There comes a time when one needs to decide if the marginal benefits still are greater than the marginal costs. The benefits of writing to congressional representatives, voting, or even reading the press can seem to educators and talk-show hosts as, duh!, beneficial. While the costs: time, frustrations, and hand wringing are manageable. When one writes a pol and receives the ubiquitous form letter in return (Thank you for contacting me with your concerns...........), the angst is inevitable.
A well-formed, concise, and thoughtful comment, explanation, or grievance to leaders should in a perfect world, at least require a personal response. Understood that they may receive 100s, and with the morons in charge these days, 1000s of letters and e-mails and personal contact is difficult to manage; nonetheless, impersonal legislating is unspeakable.
When town hall meetings are called and many voters show, does not call for armed stormtroopers and labels of Mafia-inspired lobbyists. Yes people are angry. Washington has ignored the populace for so long, it doesn't quite understand that the citizens are sovereign. We, the People...

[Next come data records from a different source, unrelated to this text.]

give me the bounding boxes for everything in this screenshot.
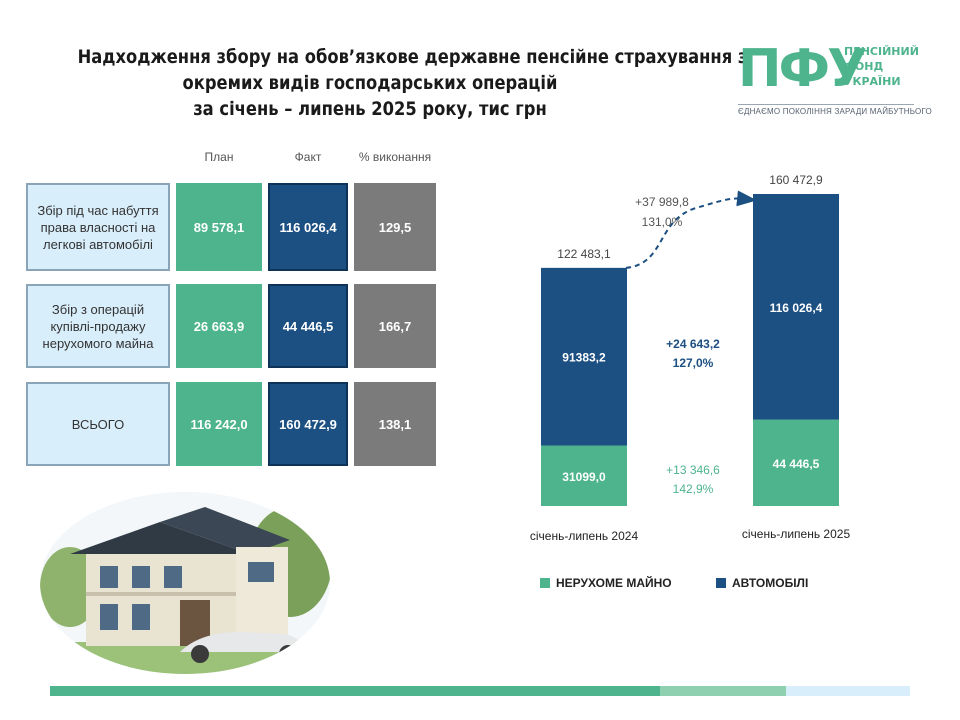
title-line-1: Надходження збору на обов’язкове державн… [77, 46, 748, 68]
legend-cars-swatch [716, 578, 726, 588]
logo-name: ПЕНСІЙНИЙ ФОНД УКРАЇНИ [844, 44, 919, 89]
footer-bar-lightblue [786, 686, 910, 696]
category-label-1: січень-липень 2024 [530, 529, 639, 543]
annotation-cars-pct: 127,0% [673, 356, 714, 370]
house-illustration [40, 492, 330, 674]
page-title: Надходження збору на обов’язкове державн… [77, 44, 748, 122]
logo-mark: ПФУ [738, 39, 867, 99]
category-label-2: січень-липень 2025 [742, 527, 851, 541]
annotation-total-pct: 131,0% [642, 215, 683, 229]
growth-arrow [625, 190, 757, 269]
row-fact-cars: 116 026,4 [268, 183, 348, 271]
annotation-property-change: +13 346,6 [666, 463, 720, 477]
bar-label-cars-2: 116 026,4 [770, 301, 823, 315]
header-plan: План [204, 150, 234, 164]
footer-bar-lightgreen [660, 686, 786, 696]
row-label-property: Збір з операцій купівлі-продажу нерухомо… [26, 284, 170, 368]
title-line-2: окремих видів господарських операцій [182, 72, 558, 94]
bar-label-property-1: 31099,0 [562, 470, 606, 484]
row-fact-property: 44 446,5 [268, 284, 348, 368]
row-label-cars: Збір під час набуття права власності на … [26, 183, 170, 271]
logo-name-line-3: УКРАЇНИ [844, 75, 901, 88]
bar-total-label-2: 160 472,9 [769, 173, 823, 187]
bar-property-2 [753, 419, 839, 506]
header-fact: Факт [294, 150, 322, 164]
row-label-total: ВСЬОГО [26, 382, 170, 466]
logo-name-line-2: ФОНД [844, 60, 884, 73]
row-fact-total: 160 472,9 [268, 382, 348, 466]
bar-cars-2 [753, 194, 839, 420]
row-plan-total: 116 242,0 [176, 382, 262, 466]
row-plan-cars: 89 578,1 [176, 183, 262, 271]
pfu-logo: ПФУ ПЕНСІЙНИЙ ФОНД УКРАЇНИ ЄДНАЄМО ПОКОЛ… [738, 39, 932, 122]
bar-label-property-2: 44 446,5 [773, 457, 820, 471]
annotation-property-pct: 142,9% [673, 482, 714, 496]
row-pct-cars: 129,5 [354, 183, 436, 271]
legend-property-swatch [540, 578, 550, 588]
bar-total-label-1: 122 483,1 [557, 247, 611, 261]
title-line-3: за січень – липень 2025 року, тис грн [193, 98, 547, 120]
bar-cars-1 [541, 267, 627, 446]
legend-property: НЕРУХОМЕ МАЙНО [540, 576, 672, 590]
legend-property-label: НЕРУХОМЕ МАЙНО [556, 576, 672, 590]
bar-label-cars-1: 91383,2 [562, 351, 606, 365]
row-plan-property: 26 663,9 [176, 284, 262, 368]
house-picture [40, 492, 330, 674]
logo-name-line-1: ПЕНСІЙНИЙ [844, 45, 919, 58]
row-pct-property: 166,7 [354, 284, 436, 368]
logo-tagline: ЄДНАЄМО ПОКОЛІННЯ ЗАРАДИ МАЙБУТНЬОГО [738, 107, 932, 116]
legend-cars: АВТОМОБІЛІ [716, 576, 808, 590]
annotation-total-change: +37 989,8 [635, 195, 689, 209]
bar-property-1 [541, 445, 627, 506]
header-pct: % виконання [358, 150, 432, 164]
row-pct-total: 138,1 [354, 382, 436, 466]
logo-divider [738, 104, 914, 105]
legend-cars-label: АВТОМОБІЛІ [732, 576, 809, 590]
annotation-cars-change: +24 643,2 [666, 337, 720, 351]
footer-bar-green [50, 686, 660, 696]
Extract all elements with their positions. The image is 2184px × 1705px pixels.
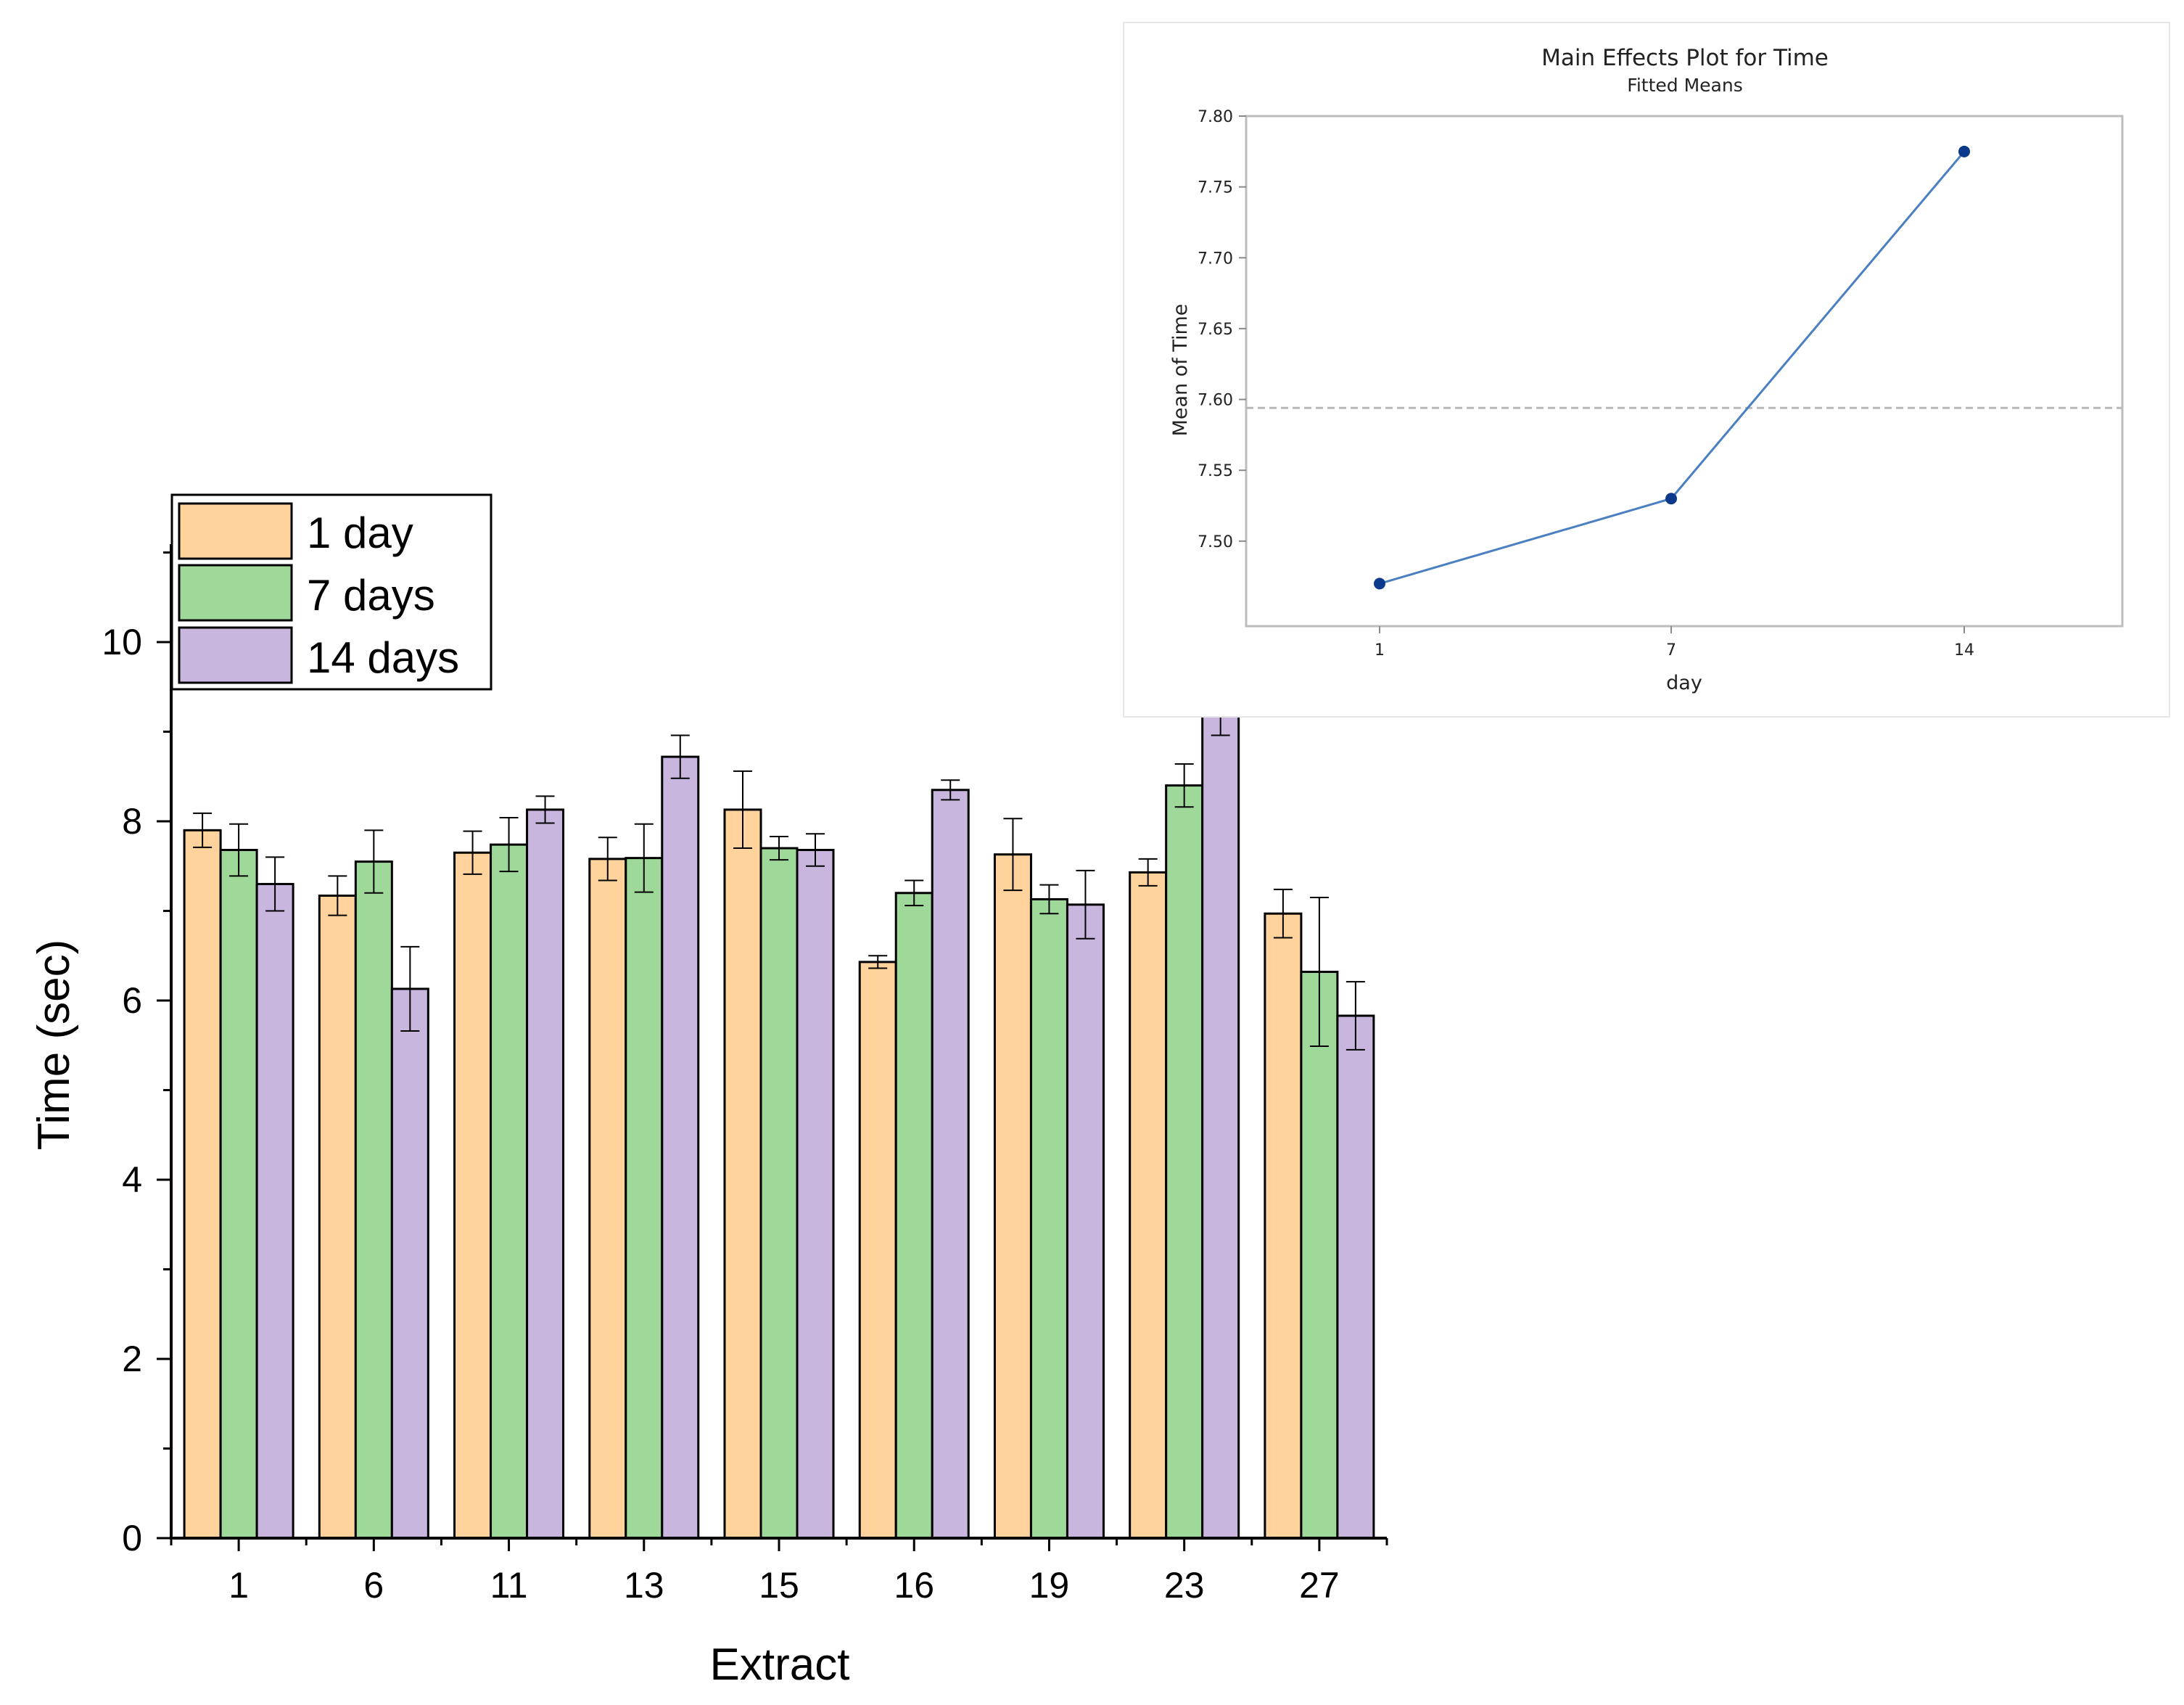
inset-point-day-14 bbox=[1958, 145, 1970, 157]
x-tick-label: 16 bbox=[894, 1565, 934, 1606]
bar-extract-16-series-1 bbox=[894, 892, 934, 1540]
inset-x-tick-label: 1 bbox=[1375, 641, 1385, 660]
inset-y-tick-label: 7.75 bbox=[1198, 179, 1233, 197]
x-axis-label: Extract bbox=[710, 1640, 850, 1690]
bar-extract-23-series-0 bbox=[1129, 871, 1168, 1540]
bar-extract-19-series-0 bbox=[993, 853, 1032, 1540]
bar-extract-23-series-2 bbox=[1201, 701, 1240, 1540]
inset-point-day-7 bbox=[1665, 493, 1677, 505]
inset-y-tick-label: 7.55 bbox=[1198, 462, 1233, 480]
legend-label-7-days: 7 days bbox=[307, 571, 435, 620]
fitted-means-points bbox=[1374, 145, 1970, 590]
bar-extract-19-series-2 bbox=[1066, 903, 1105, 1540]
inset-y-axis-label: Mean of Time bbox=[1169, 304, 1192, 437]
bar-extract-27-series-2 bbox=[1336, 1014, 1375, 1540]
legend-swatch-1-day bbox=[178, 502, 293, 560]
bar-extract-1-series-1 bbox=[219, 849, 258, 1540]
bar-extract-15-series-1 bbox=[759, 847, 799, 1540]
inset-y-tick-label: 7.65 bbox=[1198, 321, 1233, 339]
bar-extract-19-series-1 bbox=[1029, 897, 1068, 1540]
y-tick-label: 0 bbox=[122, 1518, 142, 1558]
bar-extract-11-series-0 bbox=[453, 851, 493, 1540]
x-tick-label: 1 bbox=[228, 1565, 249, 1606]
bar-extract-11-series-2 bbox=[526, 808, 565, 1540]
error-bars-layer bbox=[193, 668, 1365, 1051]
bar-extract-13-series-1 bbox=[625, 857, 664, 1540]
bar-extract-27-series-1 bbox=[1300, 970, 1339, 1540]
inset-subtitle: Fitted Means bbox=[1627, 75, 1742, 96]
bar-extract-16-series-0 bbox=[858, 961, 897, 1540]
inset-point-day-1 bbox=[1374, 578, 1385, 590]
inset-y-tick-label: 7.60 bbox=[1198, 392, 1233, 410]
bar-extract-15-series-0 bbox=[723, 808, 762, 1540]
legend-swatch-14-days bbox=[178, 626, 293, 684]
inset-title: Main Effects Plot for Time bbox=[1541, 45, 1829, 71]
bars-layer bbox=[183, 701, 1375, 1540]
legend-swatch-7-days bbox=[178, 564, 293, 622]
main-effects-plot: Main Effects Plot for Time Fitted Means … bbox=[1123, 22, 2170, 718]
y-axis-label: Time (sec) bbox=[29, 940, 79, 1150]
bar-extract-6-series-0 bbox=[318, 895, 357, 1540]
y-tick-label: 6 bbox=[122, 980, 142, 1021]
bar-extract-23-series-1 bbox=[1165, 784, 1204, 1540]
bar-extract-13-series-0 bbox=[588, 858, 627, 1540]
bar-extract-16-series-2 bbox=[931, 789, 970, 1540]
inset-ticks: 7.50 7.55 7.60 7.65 7.70 7.75 7.80 1 7 14 bbox=[1198, 108, 1974, 660]
x-tick-label: 11 bbox=[490, 1565, 528, 1606]
y-tick-label: 10 bbox=[102, 622, 142, 662]
bar-extract-6-series-1 bbox=[354, 860, 393, 1540]
bar-extract-27-series-0 bbox=[1264, 912, 1303, 1540]
y-tick-label: 4 bbox=[122, 1159, 142, 1200]
legend-label-14-days: 14 days bbox=[307, 633, 459, 682]
inset-x-axis-label: day bbox=[1666, 672, 1702, 694]
x-tick-label: 27 bbox=[1299, 1565, 1340, 1606]
inset-x-tick-label: 7 bbox=[1666, 641, 1676, 660]
y-tick-label: 8 bbox=[122, 801, 142, 842]
x-tick-label: 23 bbox=[1164, 1565, 1205, 1606]
bar-extract-1-series-0 bbox=[183, 829, 222, 1540]
bar-extract-15-series-2 bbox=[796, 849, 835, 1540]
bar-extract-13-series-2 bbox=[661, 755, 700, 1540]
inset-y-tick-label: 7.80 bbox=[1198, 108, 1233, 126]
x-tick-label: 6 bbox=[363, 1565, 384, 1606]
x-tick-label: 15 bbox=[759, 1565, 799, 1606]
x-tick-label: 13 bbox=[624, 1565, 664, 1606]
y-tick-label: 2 bbox=[122, 1339, 142, 1379]
inset-y-tick-label: 7.50 bbox=[1198, 533, 1233, 551]
bar-extract-1-series-2 bbox=[255, 882, 294, 1540]
legend: 1 day 7 days 14 days bbox=[170, 493, 493, 691]
bar-extract-6-series-2 bbox=[390, 987, 429, 1540]
x-tick-label: 19 bbox=[1029, 1565, 1070, 1606]
inset-y-tick-label: 7.70 bbox=[1198, 250, 1233, 268]
inset-x-tick-label: 14 bbox=[1954, 641, 1974, 660]
bar-extract-11-series-1 bbox=[490, 843, 529, 1540]
legend-label-1-day: 1 day bbox=[307, 509, 413, 557]
inset-plot-area bbox=[1245, 115, 2124, 628]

We, voters and non-voters (TAXPAYERS!) placed them there, pay their salaries, personal jets and Senator Ensign's rendezvous. We non-lobbying citizens have little say in today's world, especially when Obama and gang tend to "flag" critics and lunatics exercising 1st Amendment rights of speech, grievance, petition, etc...
Yet, what little say we have should be used, front the rooftops, blogs, letters to editors. I still have some hope that future generations may see the errors of our ways and revert to the Constitution, the rule of law, and freedom in the marketplace as not just academic terms (only in a few good classrooms!), but as the only means of civilized human existence.